Q&A: How ESPN Put the ‘Madness’ in March

In the early 1980s, ESPN – then just a few years old – was looking for some leverage over big networks like ABC, CBS and NBC, and college basketball caught its corporate eye.

CBS owned the rights to the Final Four – as it does today – but Roger Werner, an alumnus of the University of Virginia’s Darden School of Business, and his fellow ESPN executives realized that few were paying attention to the earlier rounds of the NCAA Tournament, the conference championships or important regular season games.

Enter ESPN.

The network started snapping up early tournament games and conference finals and began hyping regular-season games – shining a national spotlight on stars like UVA’s Ralph Sampson, who led his team to an Elite Eight appearance in 1983 and earned three Naismith Awards as National Player of the Year.

Though CBS later signed a billion-dollar deal with the NCAA to gain coverage of the whole tournament, the stage had been set. ESPN continued to rapidly increase its coverage of regular-season and postseason basketball, and ballooned into the powerhouse it is today.

“I think we played a powerful role in lifting college basketball from a local and regional sport to national prominence,” said Werner, who graduated from Darden in 1977 and joined ESPN after a stint at consulting firm McKinsey and Company. “It put a lot of schools and games on the map.”

Werner joined ESPN as chief operating officer in 1982 and served as president and CEO from 1988 to 1990. He led the development of the two-pronged revenue model that allowed the network to make money from both cable companies and advertisers, setting up what would become the go-to business model for cable television. He later founded and led several other sports networks and now serves as a director and consultant to the Motor Trend Group, which includes a large portfolio of television shows, apps, websites and other media.

With March Madness set to begin, we caught up with Werner to talk about those pivotal decisions at ESPN and get his take on the future of cable television in an era where more and more viewers are “cutting the cord.”

Q. How did events like March Madness fuel ESPN’s growth?

A. When we were building ESPN, broadcast networks owned all major rights to live sports, and we had to figure out where we could build a powerful consumer base. At the time, March Madness was essentially limited to the Final Four on CBS, and everything leading up to that was either not covered or covered regionally. We jumped on it, and college basketball became the first and most powerful consumer franchise that we built, other than the “SportsCenter” news platform.
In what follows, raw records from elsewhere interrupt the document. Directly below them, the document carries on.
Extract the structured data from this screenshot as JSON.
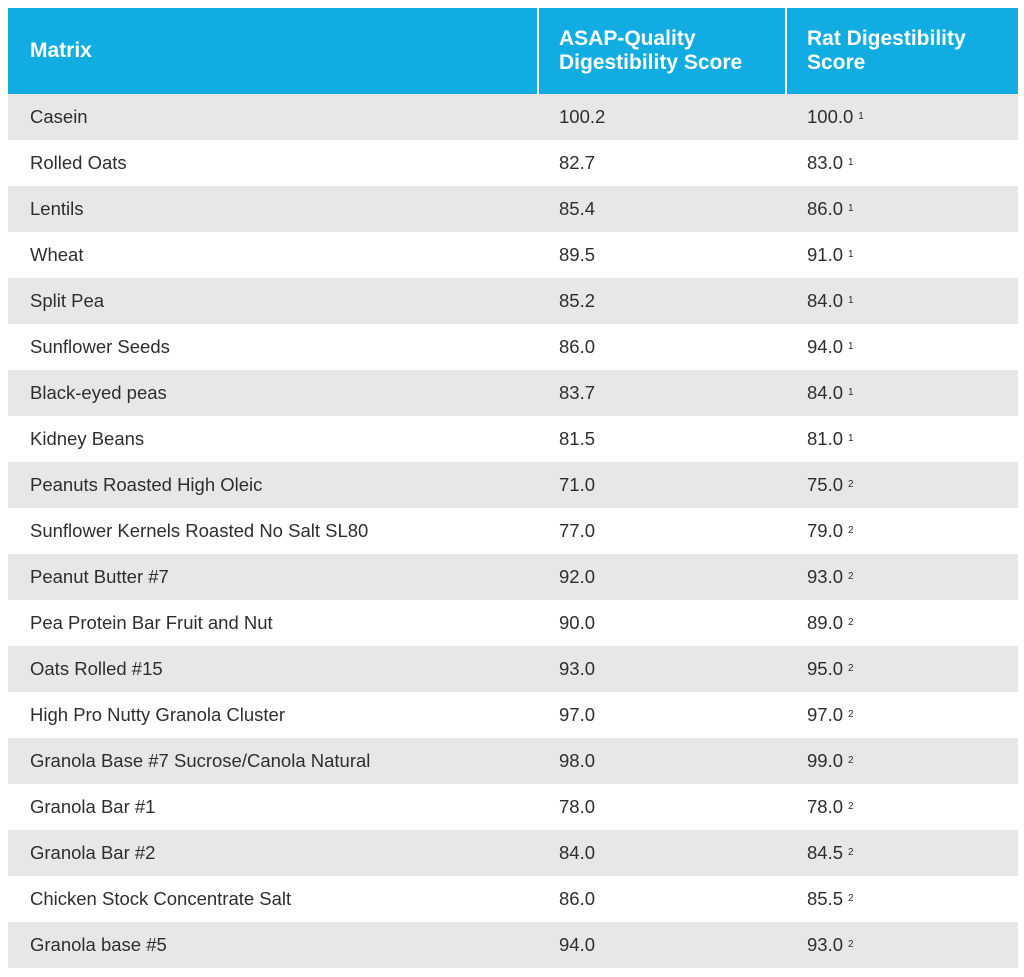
{
  "table": {
    "headers": {
      "matrix": "Matrix",
      "asap": "ASAP-Quality\nDigestibility Score",
      "rat": "Rat Digestibility\nScore"
    },
    "rows": [
      {
        "matrix": "Casein",
        "asap": "100.2",
        "rat": "100.0",
        "note": "1"
      },
      {
        "matrix": "Rolled Oats",
        "asap": "82.7",
        "rat": "83.0",
        "note": "1"
      },
      {
        "matrix": "Lentils",
        "asap": "85.4",
        "rat": "86.0",
        "note": "1"
      },
      {
        "matrix": "Wheat",
        "asap": "89.5",
        "rat": "91.0",
        "note": "1"
      },
      {
        "matrix": "Split Pea",
        "asap": "85.2",
        "rat": "84.0",
        "note": "1"
      },
      {
        "matrix": "Sunflower Seeds",
        "asap": "86.0",
        "rat": "94.0",
        "note": "1"
      },
      {
        "matrix": "Black-eyed peas",
        "asap": "83.7",
        "rat": "84.0",
        "note": "1"
      },
      {
        "matrix": "Kidney Beans",
        "asap": "81.5",
        "rat": "81.0",
        "note": "1"
      },
      {
        "matrix": "Peanuts Roasted High Oleic",
        "asap": "71.0",
        "rat": "75.0",
        "note": "2"
      },
      {
        "matrix": "Sunflower Kernels Roasted No Salt SL80",
        "asap": "77.0",
        "rat": "79.0",
        "note": "2"
      },
      {
        "matrix": "Peanut Butter #7",
        "asap": "92.0",
        "rat": "93.0",
        "note": "2"
      },
      {
        "matrix": "Pea Protein Bar Fruit and Nut",
        "asap": "90.0",
        "rat": "89.0",
        "note": "2"
      },
      {
        "matrix": "Oats Rolled #15",
        "asap": "93.0",
        "rat": "95.0",
        "note": "2"
      },
      {
        "matrix": "High Pro Nutty Granola Cluster",
        "asap": "97.0",
        "rat": "97.0",
        "note": "2"
      },
      {
        "matrix": "Granola Base #7 Sucrose/Canola Natural",
        "asap": "98.0",
        "rat": "99.0",
        "note": "2"
      },
      {
        "matrix": "Granola Bar #1",
        "asap": "78.0",
        "rat": "78.0",
        "note": "2"
      },
      {
        "matrix": "Granola Bar #2",
        "asap": "84.0",
        "rat": "84.5",
        "note": "2"
      },
      {
        "matrix": "Chicken Stock Concentrate Salt",
        "asap": "86.0",
        "rat": "85.5",
        "note": "2"
      },
      {
        "matrix": "Granola base #5",
        "asap": "94.0",
        "rat": "93.0",
        "note": "2"
      }
    ]
  },
  "colors": {
    "header_bg": "#11ade2",
    "stripe": "#e6e7e9"
  }
}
It helped give more exposure to a lot of schools, including UVA – though with Ralph Sampson there, UVA didn’t really need much help.

Q. How did early decisions at ESPN change the cable television business?
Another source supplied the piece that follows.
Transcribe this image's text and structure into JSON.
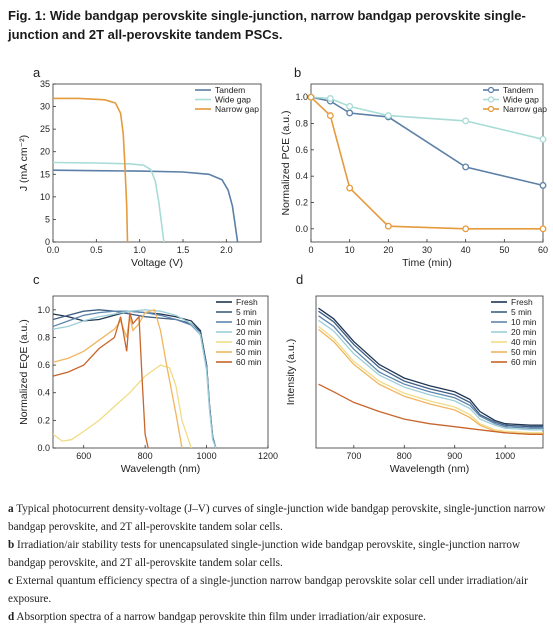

A. When the cable network industry started to develop in the late 1970s, most cable network services were presumed free to the cable distributor. Some channels even paid distributors to carry their shows. To make our business work, we needed to invert that model and charge distributors a subscription fee for the right to carry ESPN. As COO, part of my job was renegotiating those distribution deals with cable system operators.

We ended up with a two-revenue stream model, with both subscription fees from the cable companies and advertising revenue.

Q. Did that two-revenue stream model spread to other networks?

A. It ultimately became the industry standard as special interest channels like MTV, CNN, Turner, Discovery and others adopted. By the mid-1980s, it was understood that special interest channels would require some sort of subscription subsidy from the cable operator, rather than relying on advertising sales alone.

Q. How has the model held up over time, in your opinion?

A. It has held up very well until recent years. Today, the cable industry is losing subscribers to IPTV [internet protocol television, using the internet instead of traditional cable or satellite signals]. Cable operators are under new pressure to not raise consumer fees, and are understandably focused on providing internet services and looking at direct-to-consumer service as well. That is significantly changing the two-revenue stream model we pioneered.

Q. What do you see it changing into?

A. Today, you have to have a multi-platform slate of programs to be successful. The leading “old” media companies are focusing on a hybrid model, including both cable distribution and differentiated direct-to-consumer services, such as apps. ESPN and others are using their old media – cable and broadcast networks – to promote their new media, and are creating unique, exclusive content for those services.

E-commerce also has a role to play, as companies increasingly explore how to sell related merchandise directly from their online programming, and international markets will be hugely important. The biggest and best companies will be on every available platform and they will be global.

Q. How are you incorporating that vision into the Motor Trend Group now?

A. We aim to be a global, multi-platform provider of automotive and motor sport programming content, through both the Motor Trend app and the cable network. We deliver thousands of hours of original programming, including live racing events from all over the world.

Our most popular programming right now is personality-driven, such as our “Roadkill” series, a fun, irreverent program led by two very well-regarded and telegenic hosts. We also have a number of popular character-driven shows on the network that, along with live events, are our biggest draws. Combined with our live event coverage, it creates the kind of variety you need to succeed in television today.